Greenpeace says illegal building destroys costas
16 November 2005, ALMERIA — Greenpeace activists have occupied a beachside hotel along Spain's Andalusian coastline in protest at illegal building which they say is destroying the costas.
16 November 2005
ALMERIA — Greenpeace activists have occupied a beachside hotel along Spain's Andalusian coastline in protest at illegal building which they say is destroying the costas.
Activists landed at the Playa del Algarrobico, in the Cabo de Gata Natural Park.
They are demanding the local council demolishes a complex which will comprise eight hotels, containing 1,500 apartments and a golf course.
The unfurled huge posters which read: 'Demolish' and 'Illegal'.

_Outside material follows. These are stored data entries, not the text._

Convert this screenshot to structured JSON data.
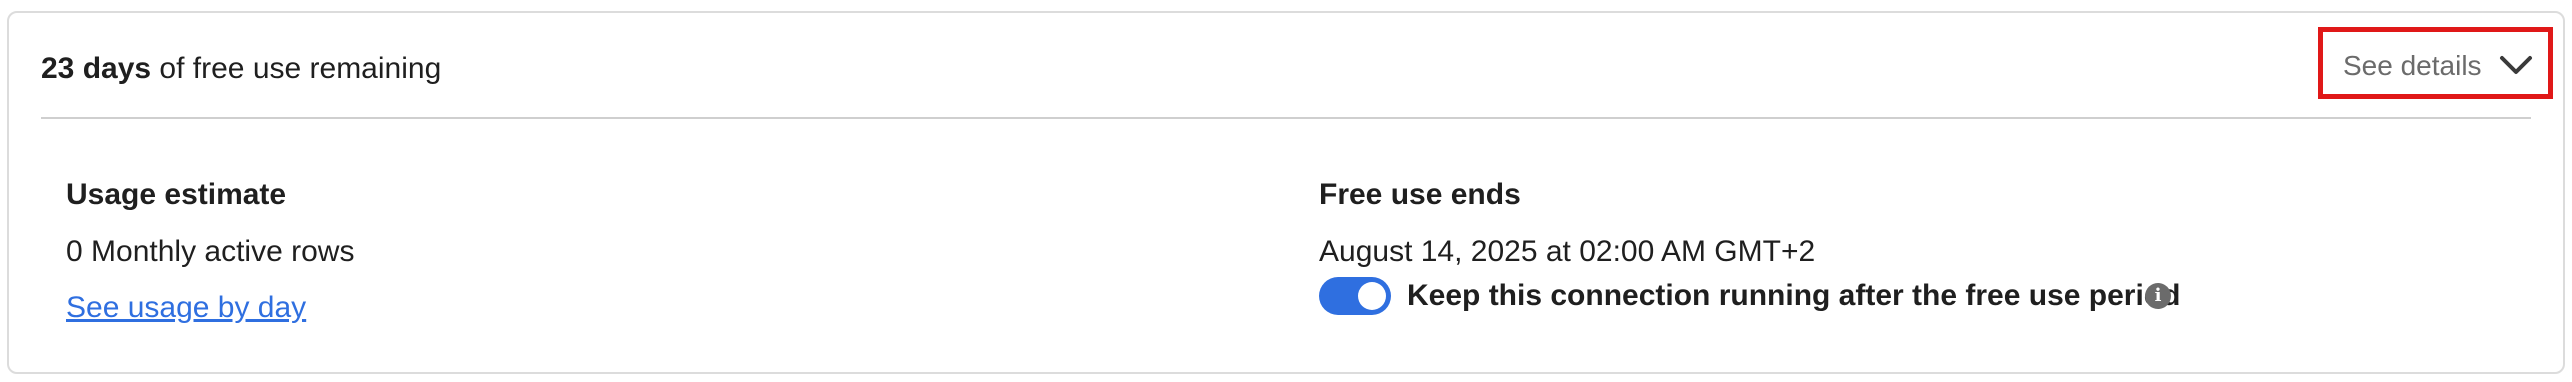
{
  "header": {
    "days_bold": "23 days",
    "days_rest": " of free use remaining",
    "details_label": "See details",
    "details_icon": "chevron-down-icon"
  },
  "usage": {
    "title": "Usage estimate",
    "value": "0 Monthly active rows",
    "link": "See usage by day"
  },
  "free_use": {
    "title": "Free use ends",
    "date": "August 14, 2025 at 02:00 AM GMT+2",
    "toggle_label": "Keep this connection running after the free use period",
    "toggle_on": true,
    "info_icon": "info-icon"
  },
  "colors": {
    "accent": "#2f6fe0",
    "highlight_box": "#e01818",
    "muted": "#6b6b6b"
  }
}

María José Caballero, spokesman for Greenpeace said: "This hotel is a symbol of the destruction of the coastline. None of the authorities have answered the questions which Greenpeace has asked about the illegality of the building.
"We are not going to tolerate the silence of the authorities. We will not stop until respect for the environment wins."

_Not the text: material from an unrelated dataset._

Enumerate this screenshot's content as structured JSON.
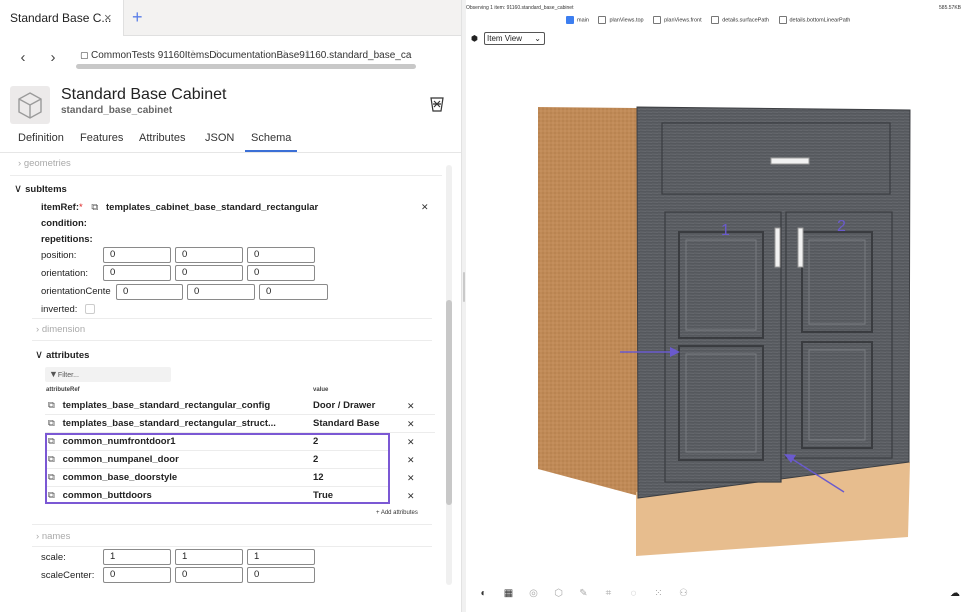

The Andalusian regional government said the land on which the hotel is being built was classified as fit for urbanisation, even thought it did come under a national plan to preserve resources at the National Park which became law in 1994.
Greenpeace said the regional government was violating the Coastal Law of 1988 which says no building can be built within 100 metres of the beach.
Recently, a report by the environment ministry found nearly 3,000 km of the Spanish coastline was not defined as state property, so developers could build there with impunity.